2) The auto-congest path returning an invalid cause code of zero.

I can live with both of these because they are not mimiced by things that can happen in normal operation on a SIP trunk.

This does imply that ASTERISK-1452686 is now more severe.
By: Leif Madsen (lmadsen) 2009-05-22 12:58:10

Now that 14686 is closed, what is left to do for this issue?
By: David Woolley (davidw) 2009-06-18 06:18:44

I believe the race conditions between the two methods of timing out an INVITE still exists.
By: Russell Bryant (russell) 2011-07-26 15:14:57.128-0500

Per the Asterisk maintenance timeline page at http://www.asterisk.org/asterisk-versions maintenance (bug) support for the 1.4 and 1.6.x branches has ended.
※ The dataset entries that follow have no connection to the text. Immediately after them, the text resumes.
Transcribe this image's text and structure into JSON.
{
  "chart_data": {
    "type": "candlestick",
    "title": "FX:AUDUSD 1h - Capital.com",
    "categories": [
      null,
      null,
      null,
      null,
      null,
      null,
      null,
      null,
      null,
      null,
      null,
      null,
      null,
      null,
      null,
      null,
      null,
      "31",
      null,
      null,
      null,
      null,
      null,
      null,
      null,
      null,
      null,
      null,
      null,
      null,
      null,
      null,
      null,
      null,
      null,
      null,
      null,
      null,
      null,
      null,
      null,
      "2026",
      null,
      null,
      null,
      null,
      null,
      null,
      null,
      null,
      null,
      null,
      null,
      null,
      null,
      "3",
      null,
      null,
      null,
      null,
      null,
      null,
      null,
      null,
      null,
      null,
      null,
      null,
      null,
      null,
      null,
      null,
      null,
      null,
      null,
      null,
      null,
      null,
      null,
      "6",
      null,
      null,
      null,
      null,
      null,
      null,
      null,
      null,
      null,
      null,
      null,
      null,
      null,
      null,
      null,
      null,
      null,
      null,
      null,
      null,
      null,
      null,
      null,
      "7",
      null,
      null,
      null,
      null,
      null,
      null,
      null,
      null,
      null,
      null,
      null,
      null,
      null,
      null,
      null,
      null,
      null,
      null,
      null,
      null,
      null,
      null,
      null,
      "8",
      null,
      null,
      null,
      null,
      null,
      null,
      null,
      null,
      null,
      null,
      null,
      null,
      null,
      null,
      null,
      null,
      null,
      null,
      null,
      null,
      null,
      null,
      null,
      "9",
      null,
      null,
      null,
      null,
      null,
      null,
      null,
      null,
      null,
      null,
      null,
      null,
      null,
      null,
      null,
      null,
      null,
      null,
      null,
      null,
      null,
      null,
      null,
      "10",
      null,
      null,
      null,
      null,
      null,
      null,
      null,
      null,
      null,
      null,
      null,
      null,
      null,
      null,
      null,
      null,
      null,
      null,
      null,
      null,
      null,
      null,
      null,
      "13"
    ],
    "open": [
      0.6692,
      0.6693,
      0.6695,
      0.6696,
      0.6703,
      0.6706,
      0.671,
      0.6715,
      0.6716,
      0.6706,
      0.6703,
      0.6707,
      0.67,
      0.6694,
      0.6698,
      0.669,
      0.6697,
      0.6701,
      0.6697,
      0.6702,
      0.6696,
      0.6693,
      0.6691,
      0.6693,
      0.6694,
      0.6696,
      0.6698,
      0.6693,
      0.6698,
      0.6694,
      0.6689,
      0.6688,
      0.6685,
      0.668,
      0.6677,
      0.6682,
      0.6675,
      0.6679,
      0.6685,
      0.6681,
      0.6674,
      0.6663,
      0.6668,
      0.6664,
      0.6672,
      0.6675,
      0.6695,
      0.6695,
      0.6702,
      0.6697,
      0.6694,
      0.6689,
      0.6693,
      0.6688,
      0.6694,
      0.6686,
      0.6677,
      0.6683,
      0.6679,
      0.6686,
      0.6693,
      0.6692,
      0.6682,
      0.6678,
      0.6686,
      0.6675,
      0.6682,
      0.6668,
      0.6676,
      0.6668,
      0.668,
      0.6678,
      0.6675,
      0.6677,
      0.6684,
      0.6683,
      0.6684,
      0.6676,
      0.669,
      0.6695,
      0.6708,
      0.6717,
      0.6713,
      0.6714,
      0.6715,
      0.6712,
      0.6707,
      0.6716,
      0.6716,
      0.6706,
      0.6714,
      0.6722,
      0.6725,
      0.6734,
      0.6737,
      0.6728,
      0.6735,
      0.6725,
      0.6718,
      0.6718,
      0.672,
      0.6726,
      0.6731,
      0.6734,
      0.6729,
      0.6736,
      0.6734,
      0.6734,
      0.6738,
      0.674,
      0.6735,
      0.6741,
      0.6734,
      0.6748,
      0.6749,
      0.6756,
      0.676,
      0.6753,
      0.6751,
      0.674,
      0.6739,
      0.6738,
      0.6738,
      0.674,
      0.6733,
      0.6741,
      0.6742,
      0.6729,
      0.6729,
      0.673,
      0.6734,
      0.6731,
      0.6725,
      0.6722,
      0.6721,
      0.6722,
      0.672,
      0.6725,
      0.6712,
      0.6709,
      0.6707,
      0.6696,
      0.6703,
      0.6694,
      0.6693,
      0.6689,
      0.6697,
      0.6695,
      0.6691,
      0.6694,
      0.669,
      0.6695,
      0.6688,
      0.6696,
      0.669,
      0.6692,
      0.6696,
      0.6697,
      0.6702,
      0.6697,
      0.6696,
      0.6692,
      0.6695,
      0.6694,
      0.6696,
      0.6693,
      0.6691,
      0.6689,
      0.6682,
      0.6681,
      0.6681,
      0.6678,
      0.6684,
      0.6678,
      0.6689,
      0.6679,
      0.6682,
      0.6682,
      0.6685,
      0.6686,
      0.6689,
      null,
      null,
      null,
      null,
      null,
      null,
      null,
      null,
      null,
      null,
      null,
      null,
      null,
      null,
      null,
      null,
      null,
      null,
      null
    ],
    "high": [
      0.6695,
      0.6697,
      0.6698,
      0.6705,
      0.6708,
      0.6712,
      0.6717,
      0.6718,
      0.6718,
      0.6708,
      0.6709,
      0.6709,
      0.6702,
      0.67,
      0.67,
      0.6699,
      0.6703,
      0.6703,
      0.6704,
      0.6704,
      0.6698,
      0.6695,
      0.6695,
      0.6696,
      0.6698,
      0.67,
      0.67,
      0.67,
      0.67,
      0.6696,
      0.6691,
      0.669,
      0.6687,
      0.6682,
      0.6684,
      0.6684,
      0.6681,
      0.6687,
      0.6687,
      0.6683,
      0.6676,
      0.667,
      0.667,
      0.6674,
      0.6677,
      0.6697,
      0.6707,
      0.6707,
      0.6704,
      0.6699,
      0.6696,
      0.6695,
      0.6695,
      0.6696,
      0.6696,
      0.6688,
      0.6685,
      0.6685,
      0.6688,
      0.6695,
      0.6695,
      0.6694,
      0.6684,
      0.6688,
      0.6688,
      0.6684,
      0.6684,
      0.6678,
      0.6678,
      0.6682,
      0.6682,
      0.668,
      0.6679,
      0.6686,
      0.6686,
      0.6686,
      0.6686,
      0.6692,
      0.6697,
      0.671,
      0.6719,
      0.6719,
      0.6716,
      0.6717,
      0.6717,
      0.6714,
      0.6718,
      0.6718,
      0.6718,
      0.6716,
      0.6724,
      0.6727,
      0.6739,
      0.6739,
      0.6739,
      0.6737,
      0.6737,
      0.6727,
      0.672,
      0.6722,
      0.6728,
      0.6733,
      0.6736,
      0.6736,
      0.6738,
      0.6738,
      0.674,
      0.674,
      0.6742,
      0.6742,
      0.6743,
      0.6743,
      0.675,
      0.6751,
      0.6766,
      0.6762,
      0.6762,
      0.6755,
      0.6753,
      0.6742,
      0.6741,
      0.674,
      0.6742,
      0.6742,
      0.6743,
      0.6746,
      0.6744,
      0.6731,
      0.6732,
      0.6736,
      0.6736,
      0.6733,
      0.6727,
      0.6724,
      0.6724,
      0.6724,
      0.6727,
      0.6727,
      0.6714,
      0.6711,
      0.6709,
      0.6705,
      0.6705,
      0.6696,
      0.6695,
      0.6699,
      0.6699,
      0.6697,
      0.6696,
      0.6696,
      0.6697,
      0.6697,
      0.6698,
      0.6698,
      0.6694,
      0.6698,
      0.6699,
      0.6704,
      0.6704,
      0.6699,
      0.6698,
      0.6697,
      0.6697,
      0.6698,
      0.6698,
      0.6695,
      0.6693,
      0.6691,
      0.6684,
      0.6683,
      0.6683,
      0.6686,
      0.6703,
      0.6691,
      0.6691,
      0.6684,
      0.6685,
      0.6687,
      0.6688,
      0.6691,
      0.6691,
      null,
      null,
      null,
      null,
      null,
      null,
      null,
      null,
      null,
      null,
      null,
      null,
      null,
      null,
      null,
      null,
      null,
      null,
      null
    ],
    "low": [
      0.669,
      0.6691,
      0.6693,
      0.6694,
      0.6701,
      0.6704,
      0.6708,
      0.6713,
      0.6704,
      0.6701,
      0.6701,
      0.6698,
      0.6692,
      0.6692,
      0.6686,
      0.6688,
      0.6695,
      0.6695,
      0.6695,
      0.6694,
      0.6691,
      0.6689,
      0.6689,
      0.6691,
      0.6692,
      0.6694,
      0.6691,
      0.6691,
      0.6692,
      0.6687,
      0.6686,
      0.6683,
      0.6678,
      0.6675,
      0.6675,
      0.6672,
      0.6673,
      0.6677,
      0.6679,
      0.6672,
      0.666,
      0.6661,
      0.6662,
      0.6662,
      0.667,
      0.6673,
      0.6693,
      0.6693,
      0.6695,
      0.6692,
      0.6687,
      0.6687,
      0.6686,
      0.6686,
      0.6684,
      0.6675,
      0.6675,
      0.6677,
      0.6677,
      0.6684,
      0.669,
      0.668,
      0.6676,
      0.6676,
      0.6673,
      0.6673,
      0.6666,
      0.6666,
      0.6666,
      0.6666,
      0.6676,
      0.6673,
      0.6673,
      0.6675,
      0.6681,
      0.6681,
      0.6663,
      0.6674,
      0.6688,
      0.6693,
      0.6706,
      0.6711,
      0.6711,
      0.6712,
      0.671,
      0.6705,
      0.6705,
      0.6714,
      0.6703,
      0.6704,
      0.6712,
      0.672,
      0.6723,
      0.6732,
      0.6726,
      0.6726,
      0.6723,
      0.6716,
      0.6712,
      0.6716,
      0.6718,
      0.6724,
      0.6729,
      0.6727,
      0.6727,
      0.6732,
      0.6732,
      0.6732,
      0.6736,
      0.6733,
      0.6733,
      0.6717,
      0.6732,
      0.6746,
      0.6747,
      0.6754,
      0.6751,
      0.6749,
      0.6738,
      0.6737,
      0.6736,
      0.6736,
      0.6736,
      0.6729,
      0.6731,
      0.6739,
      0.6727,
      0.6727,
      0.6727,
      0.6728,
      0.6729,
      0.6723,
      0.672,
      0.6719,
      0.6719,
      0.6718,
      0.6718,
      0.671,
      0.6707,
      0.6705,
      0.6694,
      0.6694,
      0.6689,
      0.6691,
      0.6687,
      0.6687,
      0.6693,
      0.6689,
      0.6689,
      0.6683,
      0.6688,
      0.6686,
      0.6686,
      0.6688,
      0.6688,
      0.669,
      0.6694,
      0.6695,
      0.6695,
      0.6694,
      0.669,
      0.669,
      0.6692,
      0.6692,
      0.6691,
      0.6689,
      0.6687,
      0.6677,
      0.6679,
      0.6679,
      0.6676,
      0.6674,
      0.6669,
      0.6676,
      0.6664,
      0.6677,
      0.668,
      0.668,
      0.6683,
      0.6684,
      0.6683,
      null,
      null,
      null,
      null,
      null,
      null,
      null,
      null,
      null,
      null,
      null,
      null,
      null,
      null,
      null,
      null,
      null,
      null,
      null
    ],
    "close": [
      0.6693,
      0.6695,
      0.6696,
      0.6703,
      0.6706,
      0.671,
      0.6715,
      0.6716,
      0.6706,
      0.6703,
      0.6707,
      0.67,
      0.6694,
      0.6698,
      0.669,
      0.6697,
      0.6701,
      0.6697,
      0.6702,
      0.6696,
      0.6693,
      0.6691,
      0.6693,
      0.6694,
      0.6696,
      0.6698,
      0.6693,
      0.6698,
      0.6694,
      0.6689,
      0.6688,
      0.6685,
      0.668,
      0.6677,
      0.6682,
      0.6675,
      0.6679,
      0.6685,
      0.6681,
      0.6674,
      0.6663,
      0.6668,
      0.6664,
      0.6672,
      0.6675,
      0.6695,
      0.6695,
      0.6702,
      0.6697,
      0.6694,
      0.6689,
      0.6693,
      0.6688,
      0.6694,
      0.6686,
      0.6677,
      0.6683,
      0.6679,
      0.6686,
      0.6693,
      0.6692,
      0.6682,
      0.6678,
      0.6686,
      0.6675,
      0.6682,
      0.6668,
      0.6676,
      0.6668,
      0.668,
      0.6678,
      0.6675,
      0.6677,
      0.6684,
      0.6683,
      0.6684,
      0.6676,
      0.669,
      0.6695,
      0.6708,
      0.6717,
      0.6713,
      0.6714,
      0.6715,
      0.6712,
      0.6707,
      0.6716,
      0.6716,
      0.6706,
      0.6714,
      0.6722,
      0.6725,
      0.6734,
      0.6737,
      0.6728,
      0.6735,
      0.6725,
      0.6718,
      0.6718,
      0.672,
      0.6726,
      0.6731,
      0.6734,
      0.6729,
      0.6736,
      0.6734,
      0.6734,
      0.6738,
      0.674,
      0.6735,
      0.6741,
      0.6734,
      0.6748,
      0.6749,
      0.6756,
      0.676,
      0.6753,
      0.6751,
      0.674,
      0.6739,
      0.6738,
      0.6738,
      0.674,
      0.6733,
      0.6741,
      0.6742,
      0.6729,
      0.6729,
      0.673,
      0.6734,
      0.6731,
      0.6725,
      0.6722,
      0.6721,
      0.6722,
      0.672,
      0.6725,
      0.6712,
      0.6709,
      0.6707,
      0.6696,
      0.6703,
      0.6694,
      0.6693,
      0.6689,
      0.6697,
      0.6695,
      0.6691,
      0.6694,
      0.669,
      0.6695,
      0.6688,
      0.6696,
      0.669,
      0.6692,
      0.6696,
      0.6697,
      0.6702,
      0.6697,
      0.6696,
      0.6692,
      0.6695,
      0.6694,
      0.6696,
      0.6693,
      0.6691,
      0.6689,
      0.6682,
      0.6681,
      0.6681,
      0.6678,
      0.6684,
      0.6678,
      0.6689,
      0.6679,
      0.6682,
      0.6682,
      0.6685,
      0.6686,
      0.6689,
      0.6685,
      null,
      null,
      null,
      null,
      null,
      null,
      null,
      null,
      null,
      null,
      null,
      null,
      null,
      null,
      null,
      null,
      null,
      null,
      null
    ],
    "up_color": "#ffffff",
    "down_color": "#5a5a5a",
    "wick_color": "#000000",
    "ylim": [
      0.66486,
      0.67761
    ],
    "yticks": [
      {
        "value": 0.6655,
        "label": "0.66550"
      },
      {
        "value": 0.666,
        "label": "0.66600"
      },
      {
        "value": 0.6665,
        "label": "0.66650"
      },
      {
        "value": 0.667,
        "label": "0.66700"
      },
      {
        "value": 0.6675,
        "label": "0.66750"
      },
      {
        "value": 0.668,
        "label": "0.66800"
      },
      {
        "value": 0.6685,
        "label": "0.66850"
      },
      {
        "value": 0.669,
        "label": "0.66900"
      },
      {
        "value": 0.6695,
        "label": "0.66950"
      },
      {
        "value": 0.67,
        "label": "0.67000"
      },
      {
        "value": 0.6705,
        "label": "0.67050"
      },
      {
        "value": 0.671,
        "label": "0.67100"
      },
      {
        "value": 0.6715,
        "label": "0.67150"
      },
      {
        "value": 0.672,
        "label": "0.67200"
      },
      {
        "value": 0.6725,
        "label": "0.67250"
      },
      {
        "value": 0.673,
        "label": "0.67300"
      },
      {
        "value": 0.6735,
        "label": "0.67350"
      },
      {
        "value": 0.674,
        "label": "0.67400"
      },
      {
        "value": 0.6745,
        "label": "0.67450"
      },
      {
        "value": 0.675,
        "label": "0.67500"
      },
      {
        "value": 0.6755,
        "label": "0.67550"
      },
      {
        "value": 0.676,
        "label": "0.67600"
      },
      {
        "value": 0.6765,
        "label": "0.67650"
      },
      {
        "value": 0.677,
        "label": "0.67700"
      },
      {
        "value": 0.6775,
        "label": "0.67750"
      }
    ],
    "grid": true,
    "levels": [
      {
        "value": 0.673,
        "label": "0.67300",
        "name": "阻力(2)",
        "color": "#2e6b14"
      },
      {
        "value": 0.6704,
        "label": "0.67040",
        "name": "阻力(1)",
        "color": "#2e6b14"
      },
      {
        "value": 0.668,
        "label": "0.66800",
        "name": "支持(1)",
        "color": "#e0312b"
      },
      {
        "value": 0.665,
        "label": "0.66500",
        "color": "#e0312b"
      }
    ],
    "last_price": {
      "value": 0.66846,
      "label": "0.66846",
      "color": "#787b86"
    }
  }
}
For continued maintenance support please move to the 1.8 branch which is a long term support (LTS) branch. For more information about branch support, please see https://wiki.asterisk.org/wiki/display/AST/Asterisk+Versions

If this is still an issue, please open a new issue so it can be re-triaged appropriately. Thanks!